What is the solution? It doesn’t appear to me that there is one. Whenever I have a discussion with somebody from the other faction, somebody who’s been inculcated with the intoxicating allure of right-wing propaganda, it always ends in futility. When two people can’t even agree on basic facts, or can’t find a single source of information that each agrees is credible, there is no foundation on which to have a good faith discussion. Even worse, when our identities (race, religion, gender, sexuality…) are so clearly instrumental in determining our faction, and when our faction stands obstinately behind a very extreme and all-encompassing worldview and ideology, any discussion about politics becomes an attack on our identity. And there’s nothing that makes a person raise their guard and close their mind more quickly than an attack on their identity.
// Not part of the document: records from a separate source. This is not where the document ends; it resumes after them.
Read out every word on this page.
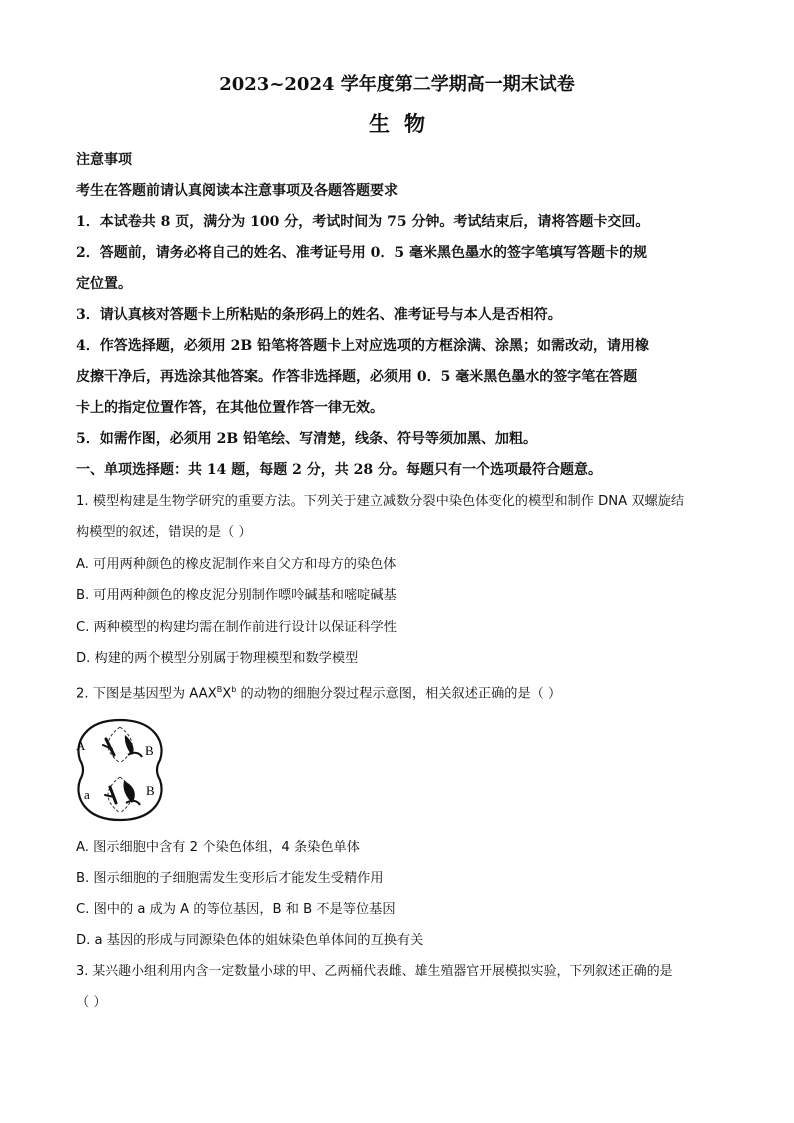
2023~2024 学年度第二学期高一期末试卷
生物
注意事项
考生在答题前请认真阅读本注意事项及各题答题要求
1．本试卷共 8 页，满分为 100 分，考试时间为 75 分钟。考试结束后，请将答题卡交回。
2．答题前，请务必将自己的姓名、准考证号用 0．5 毫米黑色墨水的签字笔填写答题卡的规
定位置。
3．请认真核对答题卡上所粘贴的条形码上的姓名、准考证号与本人是否相符。
4．作答选择题，必须用 2B 铅笔将答题卡上对应选项的方框涂满、涂黑；如需改动，请用橡
皮擦干净后，再选涂其他答案。作答非选择题，必须用 0．5 毫米黑色墨水的签字笔在答题
卡上的指定位置作答，在其他位置作答一律无效。
5．如需作图，必须用 2B 铅笔绘、写清楚，线条、符号等须加黑、加粗。
一、单项选择题：共 14 题，每题 2 分，共 28 分。每题只有一个选项最符合题意。
1. 模型构建是生物学研究的重要方法。下列关于建立减数分裂中染色体变化的模型和制作 DNA 双螺旋结
构模型的叙述，错误的是（ ）
A. 可用两种颜色的橡皮泥制作来自父方和母方的染色体
B. 可用两种颜色的橡皮泥分别制作嘌呤碱基和嘧啶碱基
C. 两种模型的构建均需在制作前进行设计以保证科学性
D. 构建的两个模型分别属于物理模型和数学模型
2. 下图是基因型为 $AAX^BX^b$ 的动物的细胞分裂过程示意图，相关叙述正确的是（ ）
A	B
a	B
A. 图示细胞中含有 2 个染色体组，4 条染色单体
B. 图示细胞的子细胞需发生变形后才能发生受精作用
C. 图中的 a 成为 A 的等位基因，B 和 B 不是等位基因
D. a 基因的形成与同源染色体的姐妹染色单体间的互换有关
3. 某兴趣小组利用内含一定数量小球的甲、乙两桶代表雌、雄生殖器官开展模拟实验，下列叙述正确的是
（ ）
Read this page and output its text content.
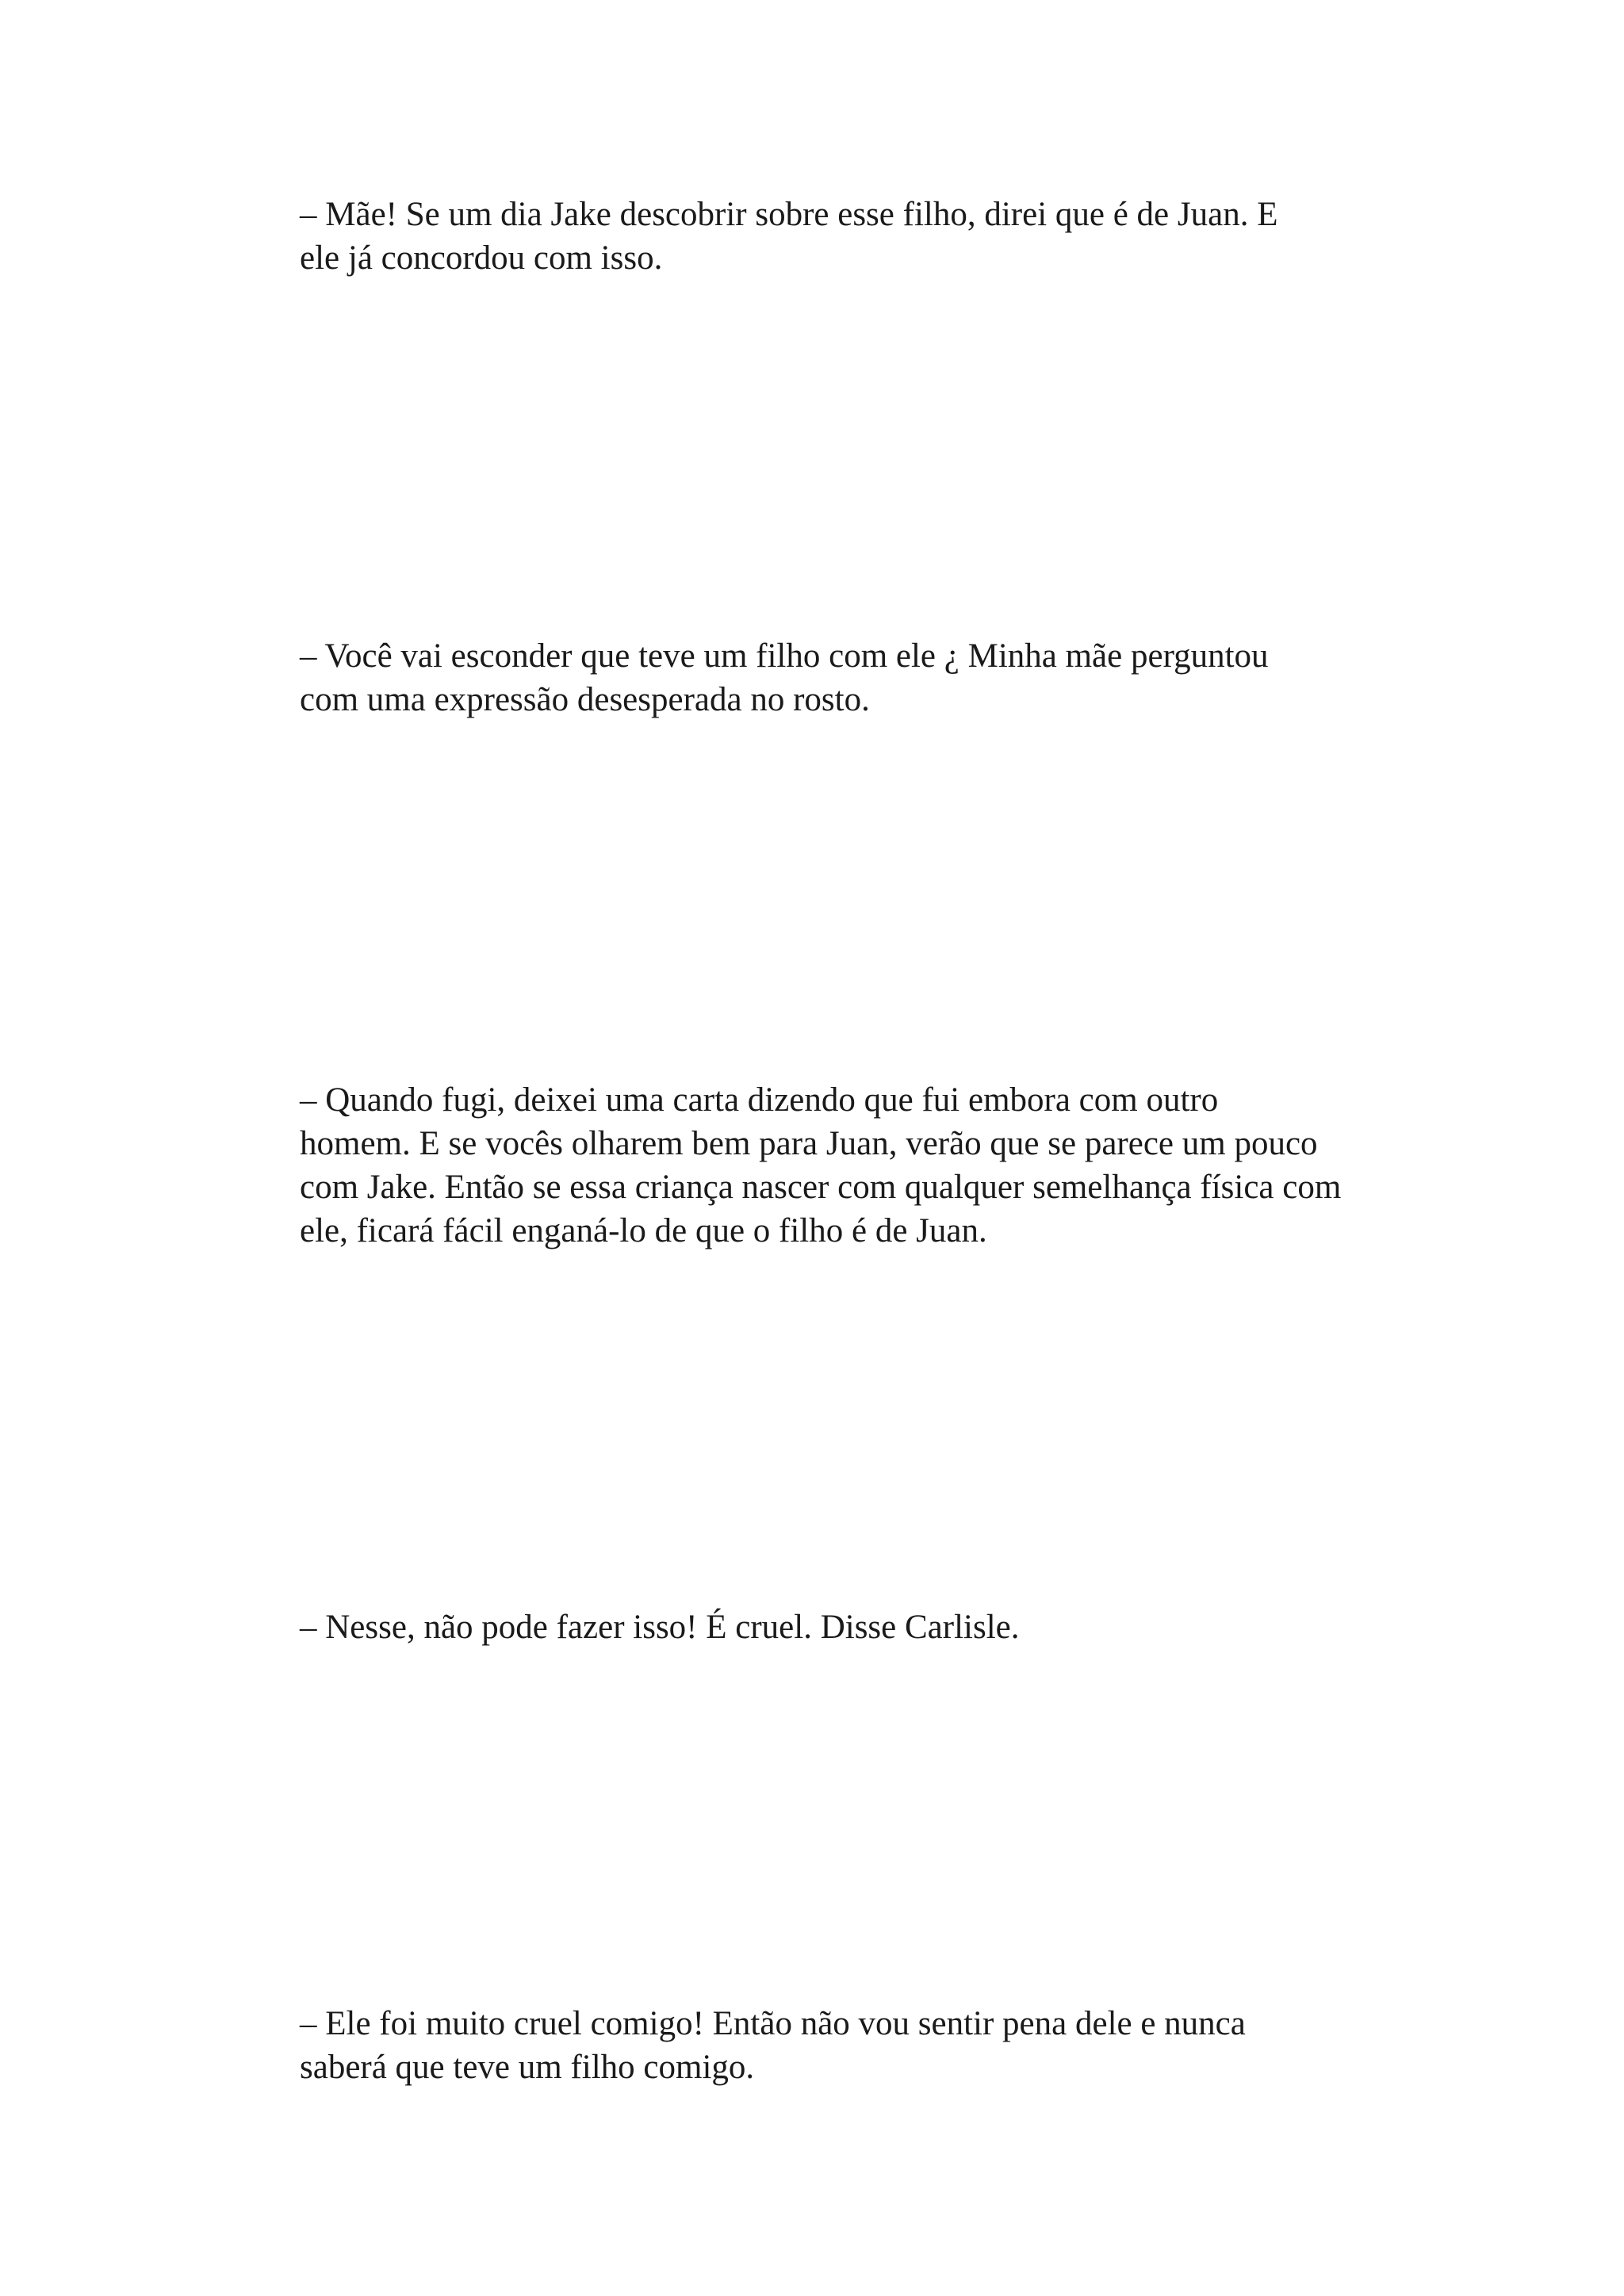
– Mãe! Se um dia Jake descobrir sobre esse filho, direi que é de Juan. E
ele já concordou com isso.

– Você vai esconder que teve um filho com ele ¿ Minha mãe perguntou
com uma expressão desesperada no rosto.

– Quando fugi, deixei uma carta dizendo que fui embora com outro
homem. E se vocês olharem bem para Juan, verão que se parece um pouco
com Jake. Então se essa criança nascer com qualquer semelhança física com
ele, ficará fácil enganá-lo de que o filho é de Juan.

– Nesse, não pode fazer isso! É cruel. Disse Carlisle.

– Ele foi muito cruel comigo! Então não vou sentir pena dele e nunca
saberá que teve um filho comigo.
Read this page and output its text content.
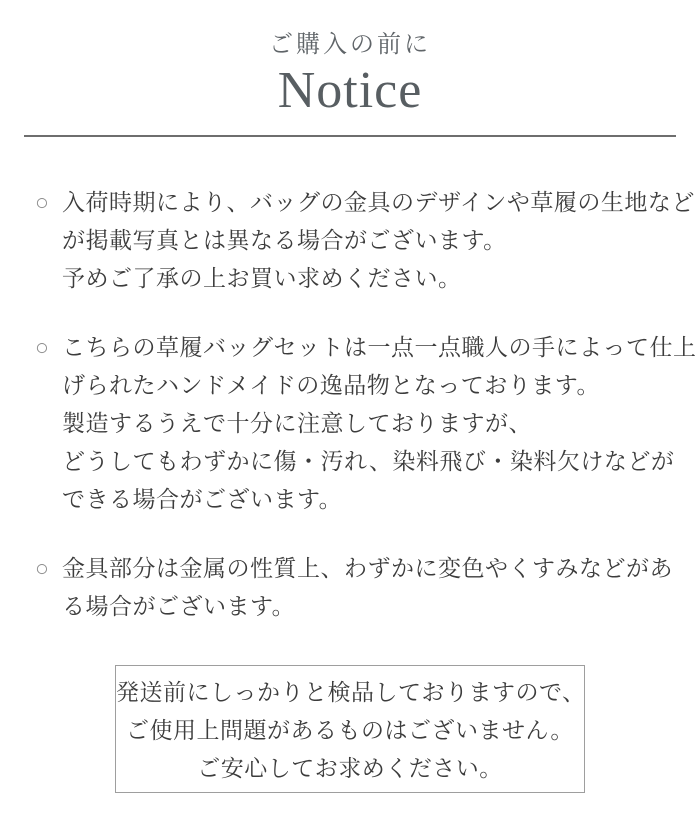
ご購入の前に
Notice
○ 入荷時期により、バッグの金具のデザインや草履の生地など
が掲載写真とは異なる場合がございます。
予めご了承の上お買い求めください。
○ こちらの草履バッグセットは一点一点職人の手によって仕上
げられたハンドメイドの逸品物となっております。
製造するうえで十分に注意しておりますが、
どうしてもわずかに傷・汚れ、染料飛び・染料欠けなどが
できる場合がございます。
○ 金具部分は金属の性質上、わずかに変色やくすみなどがあ
る場合がございます。
発送前にしっかりと検品しておりますので、
ご使用上問題があるものはございません。
ご安心してお求めください。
No matter who’s in the White House, there is no force in the world today that will make people coalesce around a common set of facts and values. Polarization will continue to worsen, and it will become more radicalized and violent. It will lead to the breakdown of institutions and norms that were once bipartisan. It will extend the political gridlock that has stymied the policy action necessary to confront the biggest challenges of our time. That is an especially dire prognosis in an era marked by the climate crisis: The biggest, most existential collective action problem humanity has ever faced.
So while I am relieved that Trump will soon vacate the White House, my relief is fleeting. The structural problems in society run astoundingly deep, and I fail to see any reason to be optimistic that some panacea will suddenly materialize. We’re in dark times, and I’m profoundly worried.